Lo cuenta Juan Gabriel Vásquez en Los nombres de Feliza (Alfaguara), una investigación literaria que avanza tras la estela de una única certeza, una frase escrita, precisamente, por Gabriel García Márquez en una columna de 1982: “Feliza Bursztyn, exiliada en Francia, se murió de tristeza”. Mercedes Barcha y él volvían a estar en París, se habían reunido con Bursztyn, su marido y otros amigos para cenar. Era principios de enero, una noche gélida, y el encuentro pretendía insuflar un poco de vida y otro poco de calor al invierno de los que añoran su casa, siempre más cálida y apacible en el recuerdo. Bursztyn se desplomó a media cena y quizá fue un infarto fulminante o quizá la tristeza o quizá, también, el tiempo que puede un cuerpo aguantar la desposesión —de casa, de abrigo— antes de caer.
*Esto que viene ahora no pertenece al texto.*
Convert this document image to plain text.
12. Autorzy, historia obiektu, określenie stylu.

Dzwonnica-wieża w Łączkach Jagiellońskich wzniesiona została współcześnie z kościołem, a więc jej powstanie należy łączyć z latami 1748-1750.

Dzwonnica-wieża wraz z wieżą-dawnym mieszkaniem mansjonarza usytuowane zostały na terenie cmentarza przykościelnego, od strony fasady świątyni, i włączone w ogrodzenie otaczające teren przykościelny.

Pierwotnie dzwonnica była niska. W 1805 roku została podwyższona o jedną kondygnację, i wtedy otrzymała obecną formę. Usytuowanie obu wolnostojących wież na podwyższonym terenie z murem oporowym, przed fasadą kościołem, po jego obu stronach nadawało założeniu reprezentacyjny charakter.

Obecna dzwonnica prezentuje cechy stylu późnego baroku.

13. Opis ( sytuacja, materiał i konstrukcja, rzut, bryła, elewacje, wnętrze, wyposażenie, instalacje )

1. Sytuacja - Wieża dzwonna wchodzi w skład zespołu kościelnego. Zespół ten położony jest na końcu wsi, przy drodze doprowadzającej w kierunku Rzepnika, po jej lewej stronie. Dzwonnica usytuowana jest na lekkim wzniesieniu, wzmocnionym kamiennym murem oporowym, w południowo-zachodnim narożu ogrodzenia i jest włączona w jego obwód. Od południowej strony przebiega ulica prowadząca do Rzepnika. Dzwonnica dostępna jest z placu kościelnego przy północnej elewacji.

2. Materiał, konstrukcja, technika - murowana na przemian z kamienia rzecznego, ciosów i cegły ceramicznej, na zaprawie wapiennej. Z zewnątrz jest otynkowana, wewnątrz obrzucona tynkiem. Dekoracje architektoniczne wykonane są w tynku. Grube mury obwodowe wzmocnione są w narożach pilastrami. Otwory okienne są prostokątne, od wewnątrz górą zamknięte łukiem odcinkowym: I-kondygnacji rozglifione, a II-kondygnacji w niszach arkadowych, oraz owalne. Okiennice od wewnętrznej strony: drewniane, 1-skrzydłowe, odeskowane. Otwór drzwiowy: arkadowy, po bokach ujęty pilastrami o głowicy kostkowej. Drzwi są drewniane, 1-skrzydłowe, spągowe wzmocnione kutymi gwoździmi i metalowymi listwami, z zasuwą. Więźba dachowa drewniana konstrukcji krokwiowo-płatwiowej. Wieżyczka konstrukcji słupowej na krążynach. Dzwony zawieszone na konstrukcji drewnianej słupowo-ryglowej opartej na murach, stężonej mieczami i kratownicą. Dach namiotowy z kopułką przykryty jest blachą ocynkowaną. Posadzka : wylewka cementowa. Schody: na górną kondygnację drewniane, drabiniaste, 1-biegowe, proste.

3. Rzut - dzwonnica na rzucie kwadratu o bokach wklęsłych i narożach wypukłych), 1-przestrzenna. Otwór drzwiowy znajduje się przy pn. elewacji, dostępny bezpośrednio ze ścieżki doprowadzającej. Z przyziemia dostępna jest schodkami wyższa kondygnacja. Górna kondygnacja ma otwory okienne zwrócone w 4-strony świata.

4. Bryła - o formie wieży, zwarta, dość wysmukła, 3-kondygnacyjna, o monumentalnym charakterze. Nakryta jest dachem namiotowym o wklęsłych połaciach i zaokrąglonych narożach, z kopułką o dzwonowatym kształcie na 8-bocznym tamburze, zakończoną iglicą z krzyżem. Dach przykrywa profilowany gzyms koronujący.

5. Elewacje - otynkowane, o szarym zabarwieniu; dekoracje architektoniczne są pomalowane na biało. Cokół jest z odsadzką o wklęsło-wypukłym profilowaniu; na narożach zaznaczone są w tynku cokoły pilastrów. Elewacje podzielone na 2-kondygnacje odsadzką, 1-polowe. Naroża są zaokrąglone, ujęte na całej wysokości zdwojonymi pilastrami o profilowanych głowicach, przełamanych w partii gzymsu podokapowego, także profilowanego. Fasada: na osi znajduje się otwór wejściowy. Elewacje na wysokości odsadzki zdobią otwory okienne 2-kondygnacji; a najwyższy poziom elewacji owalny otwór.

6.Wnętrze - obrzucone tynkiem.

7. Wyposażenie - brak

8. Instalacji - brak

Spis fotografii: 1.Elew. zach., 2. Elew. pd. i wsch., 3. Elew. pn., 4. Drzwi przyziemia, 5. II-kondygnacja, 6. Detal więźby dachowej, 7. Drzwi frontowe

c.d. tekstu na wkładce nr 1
Hace 40 años, una artista murió de tristeza por haber sido arrancada de cuajo del único lugar del mundo en el que podía vivir. Sus pasos se solaparían más tarde con los de un joven Vásquez que, buscando su propia autoría, sumergido en las palabras de quienes ya lo habían logrado (ser escritores, vivir de ello), leería sobre su final en un libro de artículos de García Márquez. Una sucesión de encuentros a destiempo entre autores vivos y muertos hizo que la historia de Feliza Bursztyn pasara a engrosar una memoria colectiva, una memoria que habla de poder y de represión, de pagar un precio demasiado alto por la libertad de pensamiento, pero también de las condiciones materiales que atraviesan las vidas de los creadores; una memoria que engloba los éxitos y los milagros, las búsquedas y las incertidumbres, y las tragedias.
Los nombres de Feliza. Juan Gabriel Vásquez. Alfaguara, 2025. 288 páginas. 18,91 euros.